Merge pull request #183 from togethercomputer/nikita/vlm_support

nikita-smetanin · web-flow · commit d0adb578614a · 2025-12-23T17:07:09.000Z
Support VLM finetuning
diff --git a/openapi.yaml b/openapi.yaml
@@ -1684,6 +1684,8 @@ paths:
                   oneOf:
                     - $ref: '#/components/schemas/FullTrainingType'
                     - $ref: '#/components/schemas/LoRATrainingType'
+                multimodal_params:
+                  $ref: '#/components/schemas/MultimodalParams'
                 from_checkpoint:
                   type: string
                   description: The checkpoint identifier to continue training from a previous fine-tuning job. Format is `{$JOB_ID}` or `{$OUTPUT_MODEL_NAME}` or `{$JOB_ID}:{$STEP}` or `{$OUTPUT_MODEL_NAME}:{$STEP}`. The step value is optional; without it, the final checkpoint will be used.

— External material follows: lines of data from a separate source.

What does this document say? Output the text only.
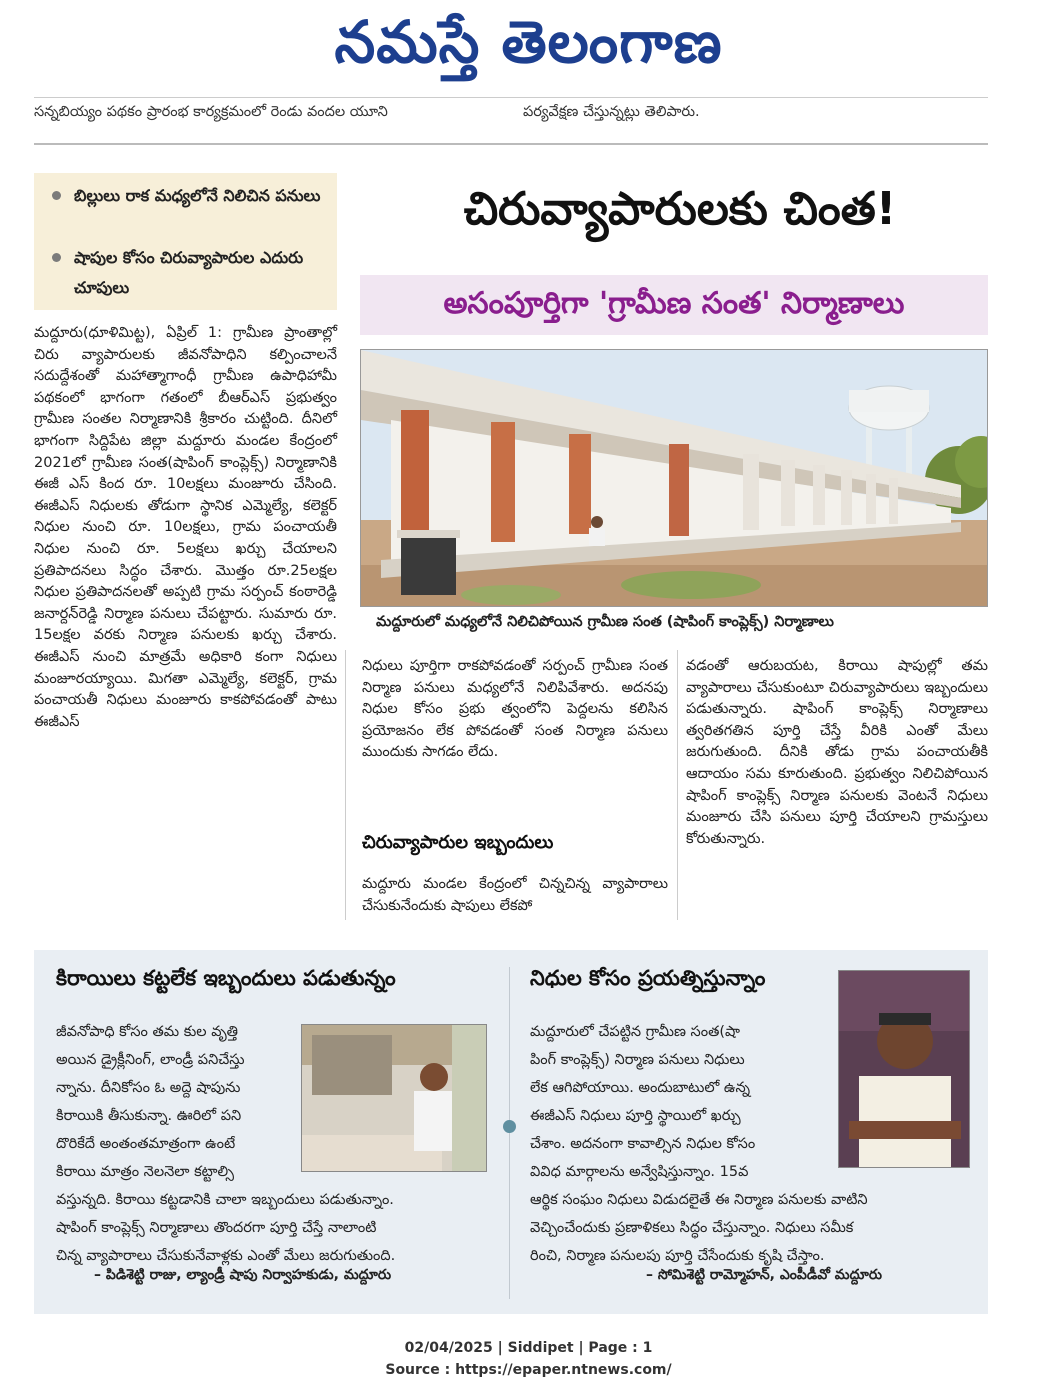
నమస్తే తెలంగాణ
సన్నబియ్యం పథకం ప్రారంభ కార్యక్రమంలో రెండు వందల యూని	పర్యవేక్షణ చేస్తున్నట్లు తెలిపారు.
బిల్లులు రాక మధ్యలోనే నిలిచిన పనులు
షాపుల కోసం చిరువ్యాపారుల ఎదురు చూపులు
చిరువ్యాపారులకు చింత!
అసంపూర్తిగా 'గ్రామీణ సంత' నిర్మాణాలు
మద్దూరులో మధ్యలోనే నిలిచిపోయిన గ్రామీణ సంత (షాపింగ్ కాంప్లెక్స్) నిర్మాణాలు

మద్దూరు(ధూళిమిట్ట), ఏప్రిల్ 1: గ్రామీణ ప్రాంతాల్లో చిరు వ్యాపారులకు జీవనోపాధిని కల్పించాలనే సదుద్దేశంతో మహాత్మాగాంధీ గ్రామీణ ఉపాధిహామీ పథకంలో భాగంగా గతంలో బీఆర్ఎస్ ప్రభుత్వం గ్రామీణ సంతల నిర్మాణానికి శ్రీకారం చుట్టింది. దీనిలో భాగంగా సిద్దిపేట జిల్లా మద్దూరు మండల కేంద్రంలో 2021లో గ్రామీణ సంత(షాపింగ్ కాంప్లెక్స్) నిర్మాణానికి ఈజీ ఎస్ కింద రూ. 10లక్షలు మంజూరు చేసింది. ఈజీఎస్ నిధులకు తోడుగా స్థానిక ఎమ్మెల్యే, కలెక్టర్ నిధుల నుంచి రూ. 10లక్షలు, గ్రామ పంచాయతీ నిధుల నుంచి రూ. 5లక్షలు ఖర్చు చేయాలని ప్రతిపాదనలు సిద్ధం చేశారు. మొత్తం రూ.25లక్షల నిధుల ప్రతిపాదనలతో అప్పటి గ్రామ సర్పంచ్ కంఠారెడ్డి జనార్దన్‌రెడ్డి నిర్మాణ పనులు చేపట్టారు. సుమారు రూ. 15లక్షల వరకు నిర్మాణ పనులకు ఖర్చు చేశారు. ఈజీఎస్ నుంచి మాత్రమే అధికారి కంగా నిధులు మంజూరయ్యాయి. మిగతా ఎమ్మెల్యే, కలెక్టర్, గ్రామ పంచాయతీ నిధులు మంజూరు కాకపోవడంతో పాటు ఈజీఎస్

నిధులు పూర్తిగా రాకపోవడంతో సర్పంచ్ గ్రామీణ సంత నిర్మాణ పనులు మధ్యలోనే నిలిపివేశారు. అదనపు నిధుల కోసం ప్రభు త్వంలోని పెద్దలను కలిసిన ప్రయోజనం లేక పోవడంతో సంత నిర్మాణ పనులు ముందుకు సాగడం లేదు.

చిరువ్యాపారుల ఇబ్బందులు

మద్దూరు మండల కేంద్రంలో చిన్నచిన్న వ్యాపారాలు చేసుకునేందుకు షాపులు లేకపో

వడంతో ఆరుబయట, కిరాయి షాపుల్లో తమ వ్యాపారాలు చేసుకుంటూ చిరువ్యాపారులు ఇబ్బందులు పడుతున్నారు. షాపింగ్ కాంప్లెక్స్ నిర్మాణాలు త్వరితగతిన పూర్తి చేస్తే వీరికి ఎంతో మేలు జరుగుతుంది. దీనికి తోడు గ్రామ పంచాయతీకి ఆదాయం సమ కూరుతుంది. ప్రభుత్వం నిలిచిపోయిన షాపింగ్ కాంప్లెక్స్ నిర్మాణ పనులకు వెంటనే నిధులు మంజూరు చేసి పనులు పూర్తి చేయాలని గ్రామస్తులు కోరుతున్నారు.

కిరాయిలు కట్టలేక ఇబ్బందులు పడుతున్నం
జీవనోపాధి కోసం తమ కుల వృత్తి
అయిన డ్రైక్లీనింగ్, లాండ్రీ పనిచేస్తు
న్నాను. దీనికోసం ఓ అద్దె షాపును
కిరాయికి తీసుకున్నా. ఊరిలో పని
దొరికేదే అంతంతమాత్రంగా ఉంటే
కిరాయి మాత్రం నెలనెలా కట్టాల్సి
వస్తున్నది. కిరాయి కట్టడానికి చాలా ఇబ్బందులు పడుతున్నాం.
షాపింగ్ కాంప్లెక్స్ నిర్మాణాలు తొందరగా పూర్తి చేస్తే నాలాంటి
చిన్న వ్యాపారాలు చేసుకునేవాళ్లకు ఎంతో మేలు జరుగుతుంది.
– పిడిశెట్టి రాజు, ల్యాండ్రీ షాపు నిర్వాహకుడు, మద్దూరు
నిధుల కోసం ప్రయత్నిస్తున్నాం
మద్దూరులో చేపట్టిన గ్రామీణ సంత(షా
పింగ్ కాంప్లెక్స్) నిర్మాణ పనులు నిధులు
లేక ఆగిపోయాయి. అందుబాటులో ఉన్న
ఈజీఎస్ నిధులు పూర్తి స్థాయిలో ఖర్చు
చేశాం. అదనంగా కావాల్సిన నిధుల కోసం
వివిధ మార్గాలను అన్వేషిస్తున్నాం. 15వ
ఆర్థిక సంఘం నిధులు విడుదలైతే ఈ నిర్మాణ పనులకు వాటిని
వెచ్చించేందుకు ప్రణాళికలు సిద్ధం చేస్తున్నాం. నిధులు సమీక
రించి, నిర్మాణ పనులపు పూర్తి చేసేందుకు కృషి చేస్తాం.
– సోమిశెట్టి రామ్మోహన్, ఎంపీడీవో మద్దూరు
02/04/2025 | Siddipet | Page : 1
Source : https://epaper.ntnews.com/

@@ -1823,6 +1825,8 @@ paths:
                   oneOf:
                     - $ref: '#/components/schemas/FullTrainingType'
                     - $ref: '#/components/schemas/LoRATrainingType'
+                multimodal_params:
+                  $ref: '#/components/schemas/MultimodalParams'
                 from_checkpoint:
                   type: string
                   description: The checkpoint identifier to continue training from a previous fine-tuning job. Format is `{$JOB_ID}` or `{$OUTPUT_MODEL_NAME}` or `{$JOB_ID}:{$STEP}` or `{$OUTPUT_MODEL_NAME}:{$STEP}`. The step value is optional; without it, the final checkpoint will be used.
@@ -7436,6 +7440,8 @@ components:
           oneOf:
             - $ref: '#/components/schemas/FullTrainingType'
             - $ref: '#/components/schemas/LoRATrainingType'
+        multimodal_params:
+          $ref: '#/components/schemas/MultimodalParams'
         status:
           $ref: '#/components/schemas/FinetuneJobStatus'
         job_id:
@@ -7832,6 +7838,13 @@ components:
       required:
         - method
 
+    MultimodalParams:
+      type: object
+      properties:
+        train_vision:
+          type: boolean
+          description: Whether to train the vision encoder of the model. Only available for multimodal models.
+
     LRScheduler:
       type: object
       properties: